If we aim to achieve a given fairly low level of accuracy or residual with an iterative method, say \(t\) bits, we can ask what the best choice of precision (\(p>t\) bits) is in which to run the computations. It turns out that for Krylov methods (for example), the number of iterations can depend strongly on the precision [4], meaning that the fastest computation might not result from the lowest precision that achieves the desired accuracy.

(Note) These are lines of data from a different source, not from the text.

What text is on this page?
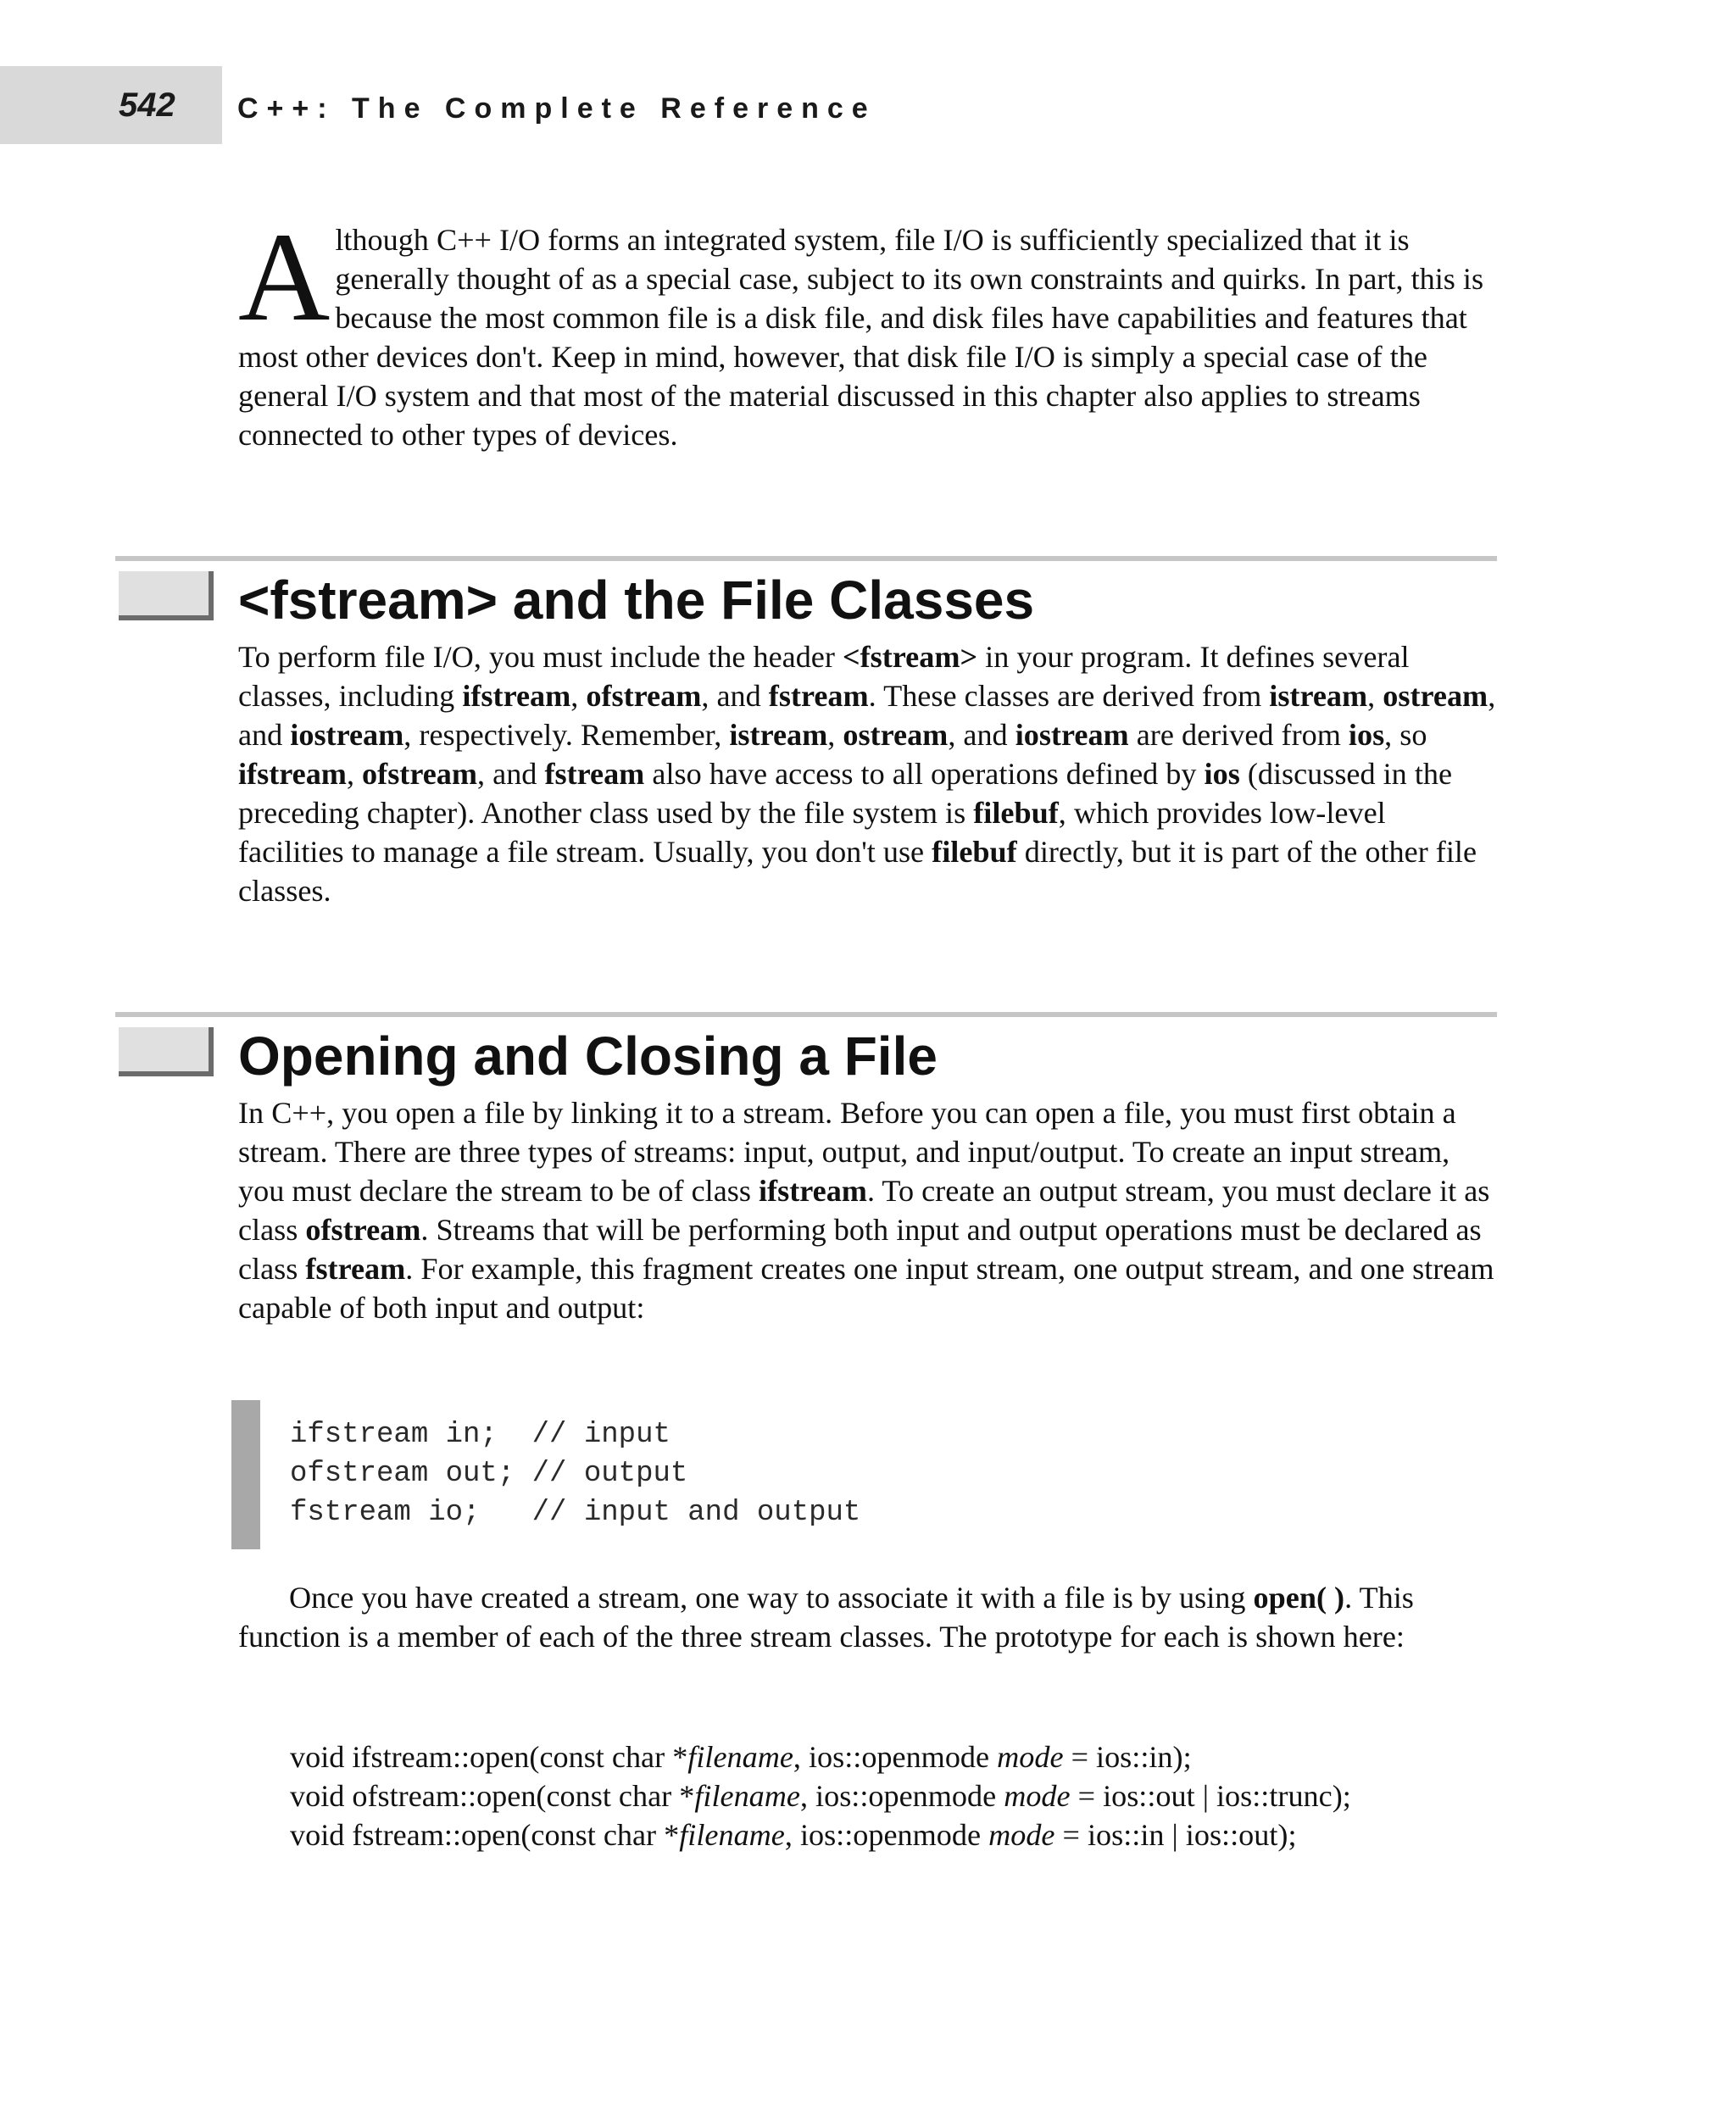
542 C++: The Complete Reference

Although C++ I/O forms an integrated system, file I/O is sufficiently specialized that it is generally thought of as a special case, subject to its own constraints and quirks. In part, this is because the most common file is a disk file, and disk files have capabilities and features that most other devices don't. Keep in mind, however, that disk file I/O is simply a special case of the general I/O system and that most of the material discussed in this chapter also applies to streams connected to other types of devices.

<fstream> and the File Classes

To perform file I/O, you must include the header <fstream> in your program. It defines several classes, including ifstream, ofstream, and fstream. These classes are derived from istream, ostream, and iostream, respectively. Remember, istream, ostream, and iostream are derived from ios, so ifstream, ofstream, and fstream also have access to all operations defined by ios (discussed in the preceding chapter). Another class used by the file system is filebuf, which provides low-level facilities to manage a file stream. Usually, you don't use filebuf directly, but it is part of the other file classes.

Opening and Closing a File

In C++, you open a file by linking it to a stream. Before you can open a file, you must first obtain a stream. There are three types of streams: input, output, and input/output. To create an input stream, you must declare the stream to be of class ifstream. To create an output stream, you must declare it as class ofstream. Streams that will be performing both input and output operations must be declared as class fstream. For example, this fragment creates one input stream, one output stream, and one stream capable of both input and output:

ifstream in;  // input
ofstream out; // output
fstream io;   // input and output

Once you have created a stream, one way to associate it with a file is by using open( ). This function is a member of each of the three stream classes. The prototype for each is shown here:

void ifstream::open(const char *filename, ios::openmode mode = ios::in);
void ofstream::open(const char *filename, ios::openmode mode = ios::out | ios::trunc);
void fstream::open(const char *filename, ios::openmode mode = ios::in | ios::out);
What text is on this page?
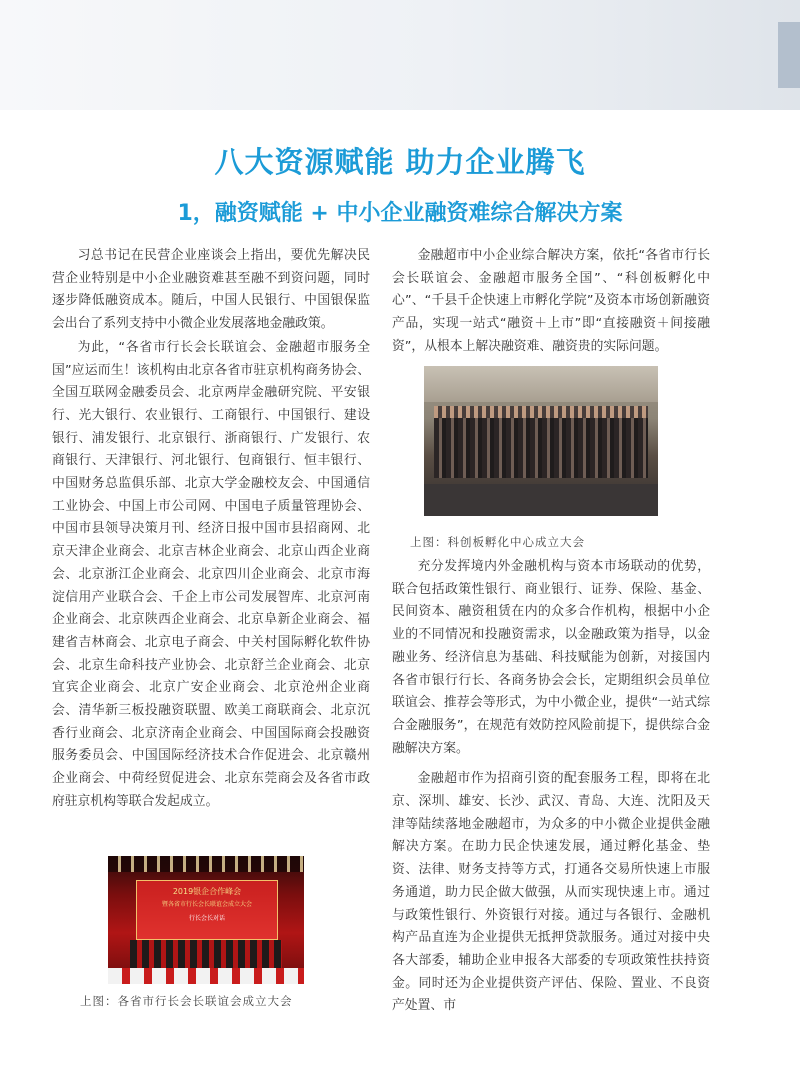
八大资源赋能 助力企业腾飞
1，融资赋能 + 中小企业融资难综合解决方案

习总书记在民营企业座谈会上指出，要优先解决民营企业特别是中小企业融资难甚至融不到资问题，同时逐步降低融资成本。随后，中国人民银行、中国银保监会出台了系列支持中小微企业发展落地金融政策。

为此，“各省市行长会长联谊会、金融超市服务全国”应运而生！该机构由北京各省市驻京机构商务协会、全国互联网金融委员会、北京两岸金融研究院、平安银行、光大银行、农业银行、工商银行、中国银行、建设银行、浦发银行、北京银行、浙商银行、广发银行、农商银行、天津银行、河北银行、包商银行、恒丰银行、中国财务总监俱乐部、北京大学金融校友会、中国通信工业协会、中国上市公司网、中国电子质量管理协会、中国市县领导决策月刊、经济日报中国市县招商网、北京天津企业商会、北京吉林企业商会、北京山西企业商会、北京浙江企业商会、北京四川企业商会、北京市海淀信用产业联合会、千企上市公司发展智库、北京河南企业商会、北京陕西企业商会、北京阜新企业商会、福建省吉林商会、北京电子商会、中关村国际孵化软件协会、北京生命科技产业协会、北京舒兰企业商会、北京宜宾企业商会、北京广安企业商会、北京沧州企业商会、清华新三板投融资联盟、欧美工商联商会、北京沉香行业商会、北京济南企业商会、中国国际商会投融资服务委员会、中国国际经济技术合作促进会、北京赣州企业商会、中荷经贸促进会、北京东莞商会及各省市政府驻京机构等联合发起成立。

金融超市中小企业综合解决方案，依托“各省市行长会长联谊会、金融超市服务全国”、“科创板孵化中心”、“千县千企快速上市孵化学院”及资本市场创新融资产品，实现一站式“融资＋上市”即“直接融资＋间接融资”，从根本上解决融资难、融资贵的实际问题。

上图：科创板孵化中心成立大会

充分发挥境内外金融机构与资本市场联动的优势，联合包括政策性银行、商业银行、证券、保险、基金、民间资本、融资租赁在内的众多合作机构，根据中小企业的不同情况和投融资需求，以金融政策为指导，以金融业务、经济信息为基础、科技赋能为创新，对接国内各省市银行行长、各商务协会会长，定期组织会员单位联谊会、推荐会等形式，为中小微企业，提供“一站式综合金融服务”，在规范有效防控风险前提下，提供综合金融解决方案。

金融超市作为招商引资的配套服务工程，即将在北京、深圳、雄安、长沙、武汉、青岛、大连、沈阳及天津等陆续落地金融超市，为众多的中小微企业提供金融解决方案。在助力民企快速发展，通过孵化基金、垫资、法律、财务支持等方式，打通各交易所快速上市服务通道，助力民企做大做强，从而实现快速上市。通过与政策性银行、外资银行对接。通过与各银行、金融机构产品直连为企业提供无抵押贷款服务。通过对接中央各大部委，辅助企业申报各大部委的专项政策性扶持资金。同时还为企业提供资产评估、保险、置业、不良资产处置、市

2019银企合作峰会
暨各省市行长会长联谊会成立大会
行长会长对话
上图：各省市行长会长联谊会成立大会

*SIAM News* readers may remember “A Hundred-dollar, Hundred-digit Challenge” announced by Nick Trefethen in January 2002. That challenge asked for 10 problems to be solved to 10-digit accuracy. Although high precision arithmetic could be used in the solutions as part of a brute force attack, it turned out to be generally not necessary [1]. This example serves as a reminder that mathematical ingenuity in the choice of algorithm can enable a great deal to be done in double precision arithmetic, so one should always think carefully before resorting to higher precision arithmetic, with its attendant increase in cost. Nevertheless, today’s multiprecision computational landscape offers great scope for clever exploitation, presenting exciting opportunities to researchers in our community.

**References**

[1] Bornemann, F., Laurie, D., Wagon, S., & Waldvogel, J. (2004). *The SIAM 100-Digit Challenge: A Study in High-Accuracy Numerical Computing*. Philadelphia, PA: Society for Industrial and Applied Mathematics.

[2] Carson, E., & Higham, N.J. (2017). Accelerating the Solution of Linear Systems by Iterative Refinement in Three Precisions. *MIMS EPrint 2017.24*, The University of Manchester.

[3] Langou, J., Langou, J., Luszczek, P., Kurzak, J., Buttari, A., & Dongarra, J. (2016). Exploiting the performance of 32 bit floating point arithmetic in obtaining 64 bit accuracy (revisiting iterative refinement for linear systems). In *Proceedings of the 2006 ACM/IEEE Conference on Supercomputing*. Tampa, FL.

[4] Roldao-Lopes, A., Shahzad, A., Constantinides, G.A., & Kerrigan, E.C. (2009). More Flops or More Precision? Accuracy Parameterizable Linear Equation Solvers for Model Predictive Control. In *17th IEEE Symposium on Field Programmable Custom Computing Machines* (pp. 209-216).

[5] Yamazaki, I., Tomov, S., & Dongarra, J. (2015). Mixed-Precision Cholesky QR Factorization and its Case Studies on Multicore CPU with Multiple GPUs. *SIAM J. Sci. Comp., 37*, C307-C330.